La paternité sans domicile : perceptions professionnelles
Recherche personnelle
Au cours de ma thèse de sociologie, la distance entre la prise en compte de la maternité des femmes sans domicile, accompagnées ou non de leurs enfants, et la prise en compte de la paternité des hommes sans domicile m'a interrogée.
Dans ces institutions totales, la sexualité n’a pas de place : la femme est avant tout une mère, actuelle ou en devenir. L’homme est « juste » un homme, ce qui le renvoie au statut de travailleur incomplet. Les représentations des rôles sociaux de sexe véhiculées dans les processus de requalification sont donc, essentiellement, traditionnelles : l’enfant est pensé auprès de sa mère. Ainsi, les familles peuvent être amenées à taire la présence du père pour optimiser les probabilités d’hébergement mère-enfant.
Par cette recherche, je cherche à comprendre la place de la paternité dans la prise en charge des hommes sans domicile. La paternité apparaissait, au cours de mon terrain doctoral, comme un impensé, mais il semblerait qu’aujourd’hui, la paternité de ces hommes commence à s’affirmer et à être accompagnée. Dans cette recherche exploratoire, j’essaie de saisir les relations entre politiques sociales (genrées), représentations et transformations sociales des rôles sociaux de sexe et bouleversement des pratiques en lien avec la loi dite d’humanisation des centres. Les résultats semblent montrer une nouvelle forme division des tâches de soin à l’enfant interrogeant les pratiques traditionnelles du care à l’aune de la monoparentalité. En effet, dans leurs pratiques et leurs discours, les professionnels du social semblent construire deux catégories cognitives autour de la figure paternelle et maternelle, catégories qui distinguent le soin matériel, du soin affectif. Ce phénomène gagne à être analysé à partir des théories de l’éthique du care et du renversement des normes dominantes au sein de la sphère de l’intervention sociale.
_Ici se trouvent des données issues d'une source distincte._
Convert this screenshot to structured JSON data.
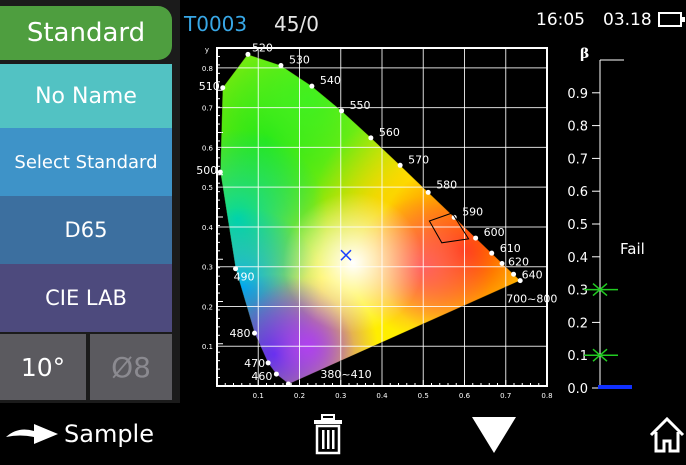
{
  "sidebar": {
    "standard_label": "Standard",
    "name_label": "No Name",
    "select_label": "Select Standard",
    "illuminant_label": "D65",
    "color_space_label": "CIE LAB",
    "observer_label": "10°",
    "aperture_label": "Ø8"
  },
  "status": {
    "record_id": "T0003",
    "geometry": "45/0",
    "time": "16:05",
    "date": "03.18",
    "battery_icon": "battery-icon"
  },
  "chart_data": {
    "type": "scatter",
    "title": "",
    "xlabel": "",
    "ylabel": "y",
    "x_ticks": [
      "0.1",
      "0.2",
      "0.3",
      "0.4",
      "0.5",
      "0.6",
      "0.7",
      "0.8"
    ],
    "y_ticks": [
      "0.1",
      "0.2",
      "0.3",
      "0.4",
      "0.5",
      "0.6",
      "0.7",
      "0.8"
    ],
    "xlim": [
      0,
      0.8
    ],
    "ylim": [
      0,
      0.85
    ],
    "wavelength_labels": [
      {
        "text": "520",
        "x": 0.075,
        "y": 0.834
      },
      {
        "text": "530",
        "x": 0.155,
        "y": 0.806
      },
      {
        "text": "540",
        "x": 0.23,
        "y": 0.754
      },
      {
        "text": "550",
        "x": 0.302,
        "y": 0.692
      },
      {
        "text": "560",
        "x": 0.373,
        "y": 0.624
      },
      {
        "text": "570",
        "x": 0.444,
        "y": 0.555
      },
      {
        "text": "580",
        "x": 0.512,
        "y": 0.487
      },
      {
        "text": "590",
        "x": 0.575,
        "y": 0.424
      },
      {
        "text": "600",
        "x": 0.627,
        "y": 0.372
      },
      {
        "text": "610",
        "x": 0.666,
        "y": 0.334
      },
      {
        "text": "620",
        "x": 0.691,
        "y": 0.308
      },
      {
        "text": "640",
        "x": 0.719,
        "y": 0.281
      },
      {
        "text": "700~800",
        "x": 0.735,
        "y": 0.265
      },
      {
        "text": "510",
        "x": 0.014,
        "y": 0.75
      },
      {
        "text": "500",
        "x": 0.008,
        "y": 0.538
      },
      {
        "text": "490",
        "x": 0.045,
        "y": 0.295
      },
      {
        "text": "480",
        "x": 0.091,
        "y": 0.133
      },
      {
        "text": "470",
        "x": 0.124,
        "y": 0.058
      },
      {
        "text": "460",
        "x": 0.144,
        "y": 0.03
      },
      {
        "text": "380~410",
        "x": 0.173,
        "y": 0.005
      }
    ],
    "sample_point": {
      "x": 0.3127,
      "y": 0.329,
      "marker": "x"
    },
    "tolerance_polygon": [
      [
        0.515,
        0.415
      ],
      [
        0.57,
        0.435
      ],
      [
        0.61,
        0.37
      ],
      [
        0.545,
        0.36
      ]
    ],
    "grid": true
  },
  "beta_scale": {
    "label": "β",
    "ticks": [
      "0.9",
      "0.8",
      "0.7",
      "0.6",
      "0.5",
      "0.4",
      "0.3",
      "0.2",
      "0.1",
      "0.0"
    ],
    "range": [
      0,
      1
    ],
    "markers": [
      0.3,
      0.1
    ],
    "current": 0.0,
    "verdict": "Fail",
    "marker_color": "#22cc22",
    "current_color": "#1030ff"
  },
  "bottombar": {
    "sample_label": "Sample",
    "arrow_icon": "arrow-right-icon",
    "delete_icon": "trash-icon",
    "down_icon": "triangle-down-icon",
    "home_icon": "home-icon"
  },
  "colors": {
    "standard_tab": "#4e9e3f",
    "name_tab": "#52c2c3",
    "select_tab": "#3e93c8",
    "illuminant_tab": "#3c6f9f",
    "colorspace_tab": "#4d4a7d",
    "id_text": "#38a7e6"
  }
}
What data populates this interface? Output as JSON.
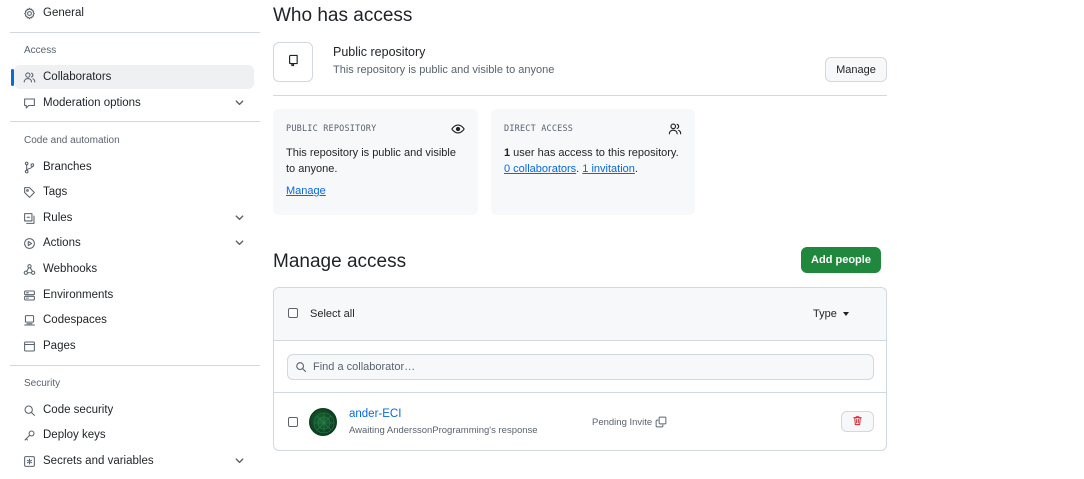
{
  "sidebar": {
    "general": "General",
    "access_heading": "Access",
    "collaborators": "Collaborators",
    "moderation": "Moderation options",
    "code_heading": "Code and automation",
    "branches": "Branches",
    "tags": "Tags",
    "rules": "Rules",
    "actions": "Actions",
    "webhooks": "Webhooks",
    "environments": "Environments",
    "codespaces": "Codespaces",
    "pages": "Pages",
    "security_heading": "Security",
    "code_security": "Code security",
    "deploy_keys": "Deploy keys",
    "secrets": "Secrets and variables"
  },
  "who_has_access": {
    "title": "Who has access",
    "repo_title": "Public repository",
    "repo_subtitle": "This repository is public and visible to anyone",
    "manage_button": "Manage"
  },
  "cards": {
    "public": {
      "heading": "PUBLIC REPOSITORY",
      "text": "This repository is public and visible to anyone.",
      "link": "Manage"
    },
    "direct": {
      "heading": "DIRECT ACCESS",
      "count": "1",
      "text_after_count": " user has access to this repository.",
      "collaborators_link": "0 collaborators",
      "sep": ". ",
      "invitation_link": "1 invitation",
      "end": "."
    }
  },
  "manage_access": {
    "title": "Manage access",
    "add_button": "Add people",
    "select_all": "Select all",
    "type_filter": "Type",
    "search_placeholder": "Find a collaborator…",
    "rows": [
      {
        "name": "ander-ECI",
        "subtitle": "Awaiting AnderssonProgramming's response",
        "status": "Pending Invite"
      }
    ]
  },
  "colors": {
    "accent": "#0969da",
    "primary_button": "#1f883d",
    "danger": "#cf222e"
  },
  "icons": [
    "gear-icon",
    "person-icon",
    "comment-icon",
    "git-branch-icon",
    "tag-icon",
    "rules-icon",
    "play-icon",
    "webhook-icon",
    "server-icon",
    "codespaces-icon",
    "browser-icon",
    "shield-icon",
    "key-icon",
    "asterisk-icon",
    "repo-icon",
    "eye-icon",
    "people-icon",
    "search-icon",
    "copy-icon",
    "trash-icon",
    "chevron-down-icon",
    "triangle-down-icon"
  ]
}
Les premiers résultats s’appuient sur une dizaine d’entretiens non directifs réalisés auprès de travailleuses et de travailleurs sociaux et d’observations de réunions liées aux questionnements des pratiques professionnelles. Cette recherche pourrait se poursuivre en questionnant le vécu et la pratique de la paternité placée sous le regard de l’institution.
Mes premiers résultats ont fait l’objet d’une communication en séminaire (Parentalités, EHESS, Février 2014). Il est prévu prochainement : une communication en colloque (« Politiques sociales et famille, Agadir, mai 2015) et deux interventions lors du prochain congrès de l’AFS. Un article, tiré du volet exploratoire de cette recherche, a été publié en novembre 2014 dans la revue Télémaque [AERES 70]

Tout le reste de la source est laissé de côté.